How does importing a module in another file in a Databricks Repos work?

2.2k Views Asked by At

I am using databricks repos

I have two files, My function in a file called func.py in another folder called folder1

def lower_events(df):

 return df.withColumn("event",f.lower(f.col("event")))

My main notebook in which I am calling the lower_events

import pyspark.sql.functions as f
from pyspark.sql.functions import udf, col, lower
import sys
 
sys.path.append("..")
from folder1 import func
 
df_clean = func.lower_events(df)

This returns an error

NameError: name 'f' is not defined

But this is working

def lower_events(df):

 import pyspark.sql.functions as f
 from pyspark.sql.functions import col, when

 return df.withColumn("event",f.lower(f.col("event")))
1

There are 1 best solutions below

0
On BEST ANSWER

The error is correct as each individual Python module has its own imports and doesn't refer to the imports done in the main module or other modules (see Python docs for more details).
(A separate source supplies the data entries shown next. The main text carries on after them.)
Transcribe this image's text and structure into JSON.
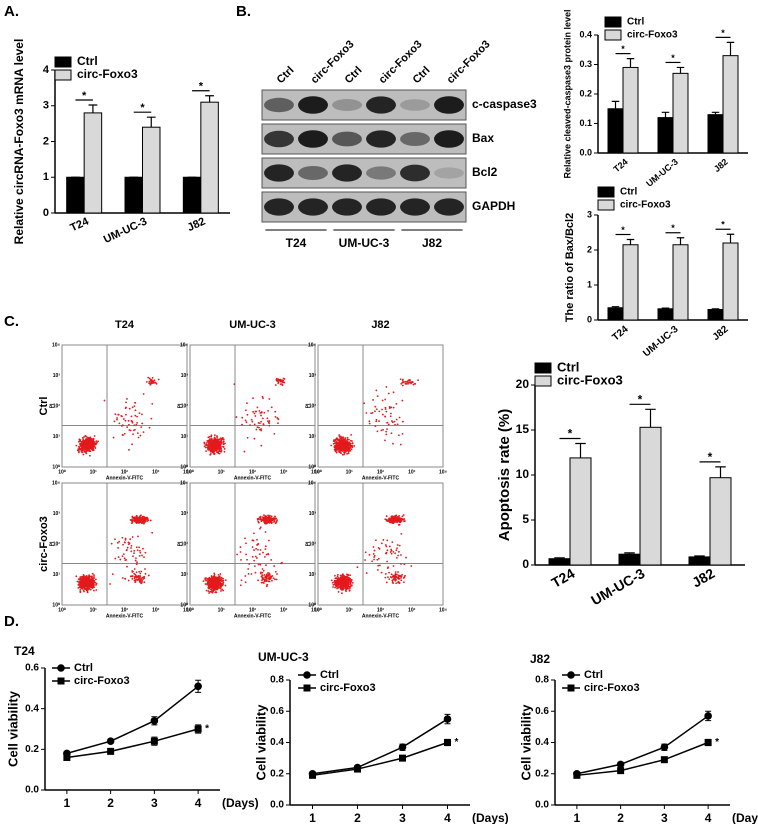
{
  "panels": {
    "A": "A.",
    "B": "B.",
    "C": "C.",
    "D": "D."
  },
  "chart_data": [
    {
      "type": "bar",
      "ylabel": "Relative circRNA-Foxo3 mRNA level",
      "categories": [
        "T24",
        "UM-UC-3",
        "J82"
      ],
      "series": [
        {
          "name": "Ctrl",
          "color": "#000000",
          "values": [
            1,
            1,
            1
          ],
          "errors": [
            0,
            0,
            0
          ]
        },
        {
          "name": "circ-Foxo3",
          "color": "#d9d9d9",
          "values": [
            2.8,
            2.4,
            3.1
          ],
          "errors": [
            0.22,
            0.28,
            0.18
          ]
        }
      ],
      "ylim": [
        0,
        4
      ],
      "yticks": [
        0,
        1,
        2,
        3,
        4
      ],
      "significance": "*"
    },
    {
      "type": "bar",
      "ylabel": "Relative cleaved-caspase3 protein level",
      "categories": [
        "T24",
        "UM-UC-3",
        "J82"
      ],
      "series": [
        {
          "name": "Ctrl",
          "color": "#000000",
          "values": [
            0.15,
            0.12,
            0.13
          ],
          "errors": [
            0.025,
            0.018,
            0.008
          ]
        },
        {
          "name": "circ-Foxo3",
          "color": "#d9d9d9",
          "values": [
            0.29,
            0.27,
            0.33
          ],
          "errors": [
            0.03,
            0.02,
            0.045
          ]
        }
      ],
      "ylim": [
        0,
        0.4
      ],
      "yticks": [
        {
          "value": 0,
          "label": "0.0"
        },
        0.1,
        0.2,
        0.3,
        0.4
      ],
      "significance": "*"
    },
    {
      "type": "bar",
      "ylabel": "The ratio of Bax/Bcl2",
      "categories": [
        "T24",
        "UM-UC-3",
        "J82"
      ],
      "series": [
        {
          "name": "Ctrl",
          "color": "#000000",
          "values": [
            0.35,
            0.32,
            0.3
          ],
          "errors": [
            0.03,
            0.02,
            0.02
          ]
        },
        {
          "name": "circ-Foxo3",
          "color": "#d9d9d9",
          "values": [
            2.15,
            2.15,
            2.2
          ],
          "errors": [
            0.15,
            0.2,
            0.25
          ]
        }
      ],
      "ylim": [
        0,
        3
      ],
      "yticks": [
        0,
        1,
        2,
        3
      ],
      "significance": "*"
    },
    {
      "type": "bar",
      "ylabel": "Apoptosis rate (%)",
      "categories": [
        "T24",
        "UM-UC-3",
        "J82"
      ],
      "series": [
        {
          "name": "Ctrl",
          "color": "#000000",
          "values": [
            0.7,
            1.2,
            0.9
          ],
          "errors": [
            0.1,
            0.15,
            0.1
          ]
        },
        {
          "name": "circ-Foxo3",
          "color": "#d9d9d9",
          "values": [
            11.9,
            15.3,
            9.7
          ],
          "errors": [
            1.6,
            2.0,
            1.2
          ]
        }
      ],
      "ylim": [
        0,
        20
      ],
      "yticks": [
        0,
        5,
        10,
        15,
        20
      ],
      "significance": "*"
    },
    {
      "type": "line",
      "title": "T24",
      "ylabel": "Cell viability",
      "xlabel": "(Days)",
      "x": [
        1,
        2,
        3,
        4
      ],
      "series": [
        {
          "name": "Ctrl",
          "color": "#000000",
          "marker": "circle",
          "values": [
            0.18,
            0.24,
            0.34,
            0.51
          ],
          "errors": [
            0.01,
            0.01,
            0.02,
            0.03
          ]
        },
        {
          "name": "circ-Foxo3",
          "color": "#000000",
          "marker": "square",
          "values": [
            0.16,
            0.19,
            0.24,
            0.3
          ],
          "errors": [
            0.01,
            0.01,
            0.02,
            0.02
          ]
        }
      ],
      "xlim": [
        0.5,
        4.5
      ],
      "xticks": [
        1,
        2,
        3,
        4
      ],
      "ylim": [
        0,
        0.6
      ],
      "yticks": [
        {
          "value": 0,
          "label": "0.0"
        },
        0.2,
        0.4,
        0.6
      ],
      "significance": "*"
    },
    {
      "type": "line",
      "title": "UM-UC-3",
      "ylabel": "Cell viability",
      "xlabel": "(Days)",
      "x": [
        1,
        2,
        3,
        4
      ],
      "series": [
        {
          "name": "Ctrl",
          "color": "#000000",
          "marker": "circle",
          "values": [
            0.2,
            0.24,
            0.37,
            0.55
          ],
          "errors": [
            0.01,
            0.01,
            0.02,
            0.03
          ]
        },
        {
          "name": "circ-Foxo3",
          "color": "#000000",
          "marker": "square",
          "values": [
            0.19,
            0.23,
            0.3,
            0.4
          ],
          "errors": [
            0.01,
            0.01,
            0.01,
            0.02
          ]
        }
      ],
      "xlim": [
        0.5,
        4.5
      ],
      "xticks": [
        1,
        2,
        3,
        4
      ],
      "ylim": [
        0,
        0.8
      ],
      "yticks": [
        {
          "value": 0,
          "label": "0.0"
        },
        0.2,
        0.4,
        0.6,
        0.8
      ],
      "significance": "*"
    },
    {
      "type": "line",
      "title": "J82",
      "ylabel": "Cell viability",
      "xlabel": "(Days)",
      "x": [
        1,
        2,
        3,
        4
      ],
      "series": [
        {
          "name": "Ctrl",
          "color": "#000000",
          "marker": "circle",
          "values": [
            0.2,
            0.26,
            0.37,
            0.57
          ],
          "errors": [
            0.01,
            0.01,
            0.02,
            0.03
          ]
        },
        {
          "name": "circ-Foxo3",
          "color": "#000000",
          "marker": "square",
          "values": [
            0.19,
            0.22,
            0.29,
            0.4
          ],
          "errors": [
            0.01,
            0.01,
            0.01,
            0.02
          ]
        }
      ],
      "xlim": [
        0.5,
        4.5
      ],
      "xticks": [
        1,
        2,
        3,
        4
      ],
      "ylim": [
        0,
        0.8
      ],
      "yticks": [
        {
          "value": 0,
          "label": "0.0"
        },
        0.2,
        0.4,
        0.6,
        0.8
      ],
      "significance": "*"
    }
  ],
  "blot": {
    "lanes": [
      "Ctrl",
      "circ-Foxo3",
      "Ctrl",
      "circ-Foxo3",
      "Ctrl",
      "circ-Foxo3"
    ],
    "proteins": [
      "c-caspase3",
      "Bax",
      "Bcl2",
      "GAPDH"
    ],
    "groups": [
      "T24",
      "UM-UC-3",
      "J82"
    ]
  },
  "flow": {
    "columns": [
      "T24",
      "UM-UC-3",
      "J82"
    ],
    "rows": [
      "Ctrl",
      "circ-Foxo3"
    ],
    "x_label": "Annexin-V-FITC",
    "y_label": "PI",
    "ticks": [
      "10⁰",
      "10¹",
      "10²",
      "10³",
      "10⁴"
    ]
  }
}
So your func.py should contain imports somewhere - not necessary in the function itself, it could be in the top-level of the file:

import pyspark.sql.functions as f
from pyspark.sql.functions import col, when

def lower_events(df):
 return df.withColumn("event",f.lower(f.col("event")))

P.S. You also may not need sys.path.append("..") - Databricks Repos will automatically add root of the repository to the sys.path.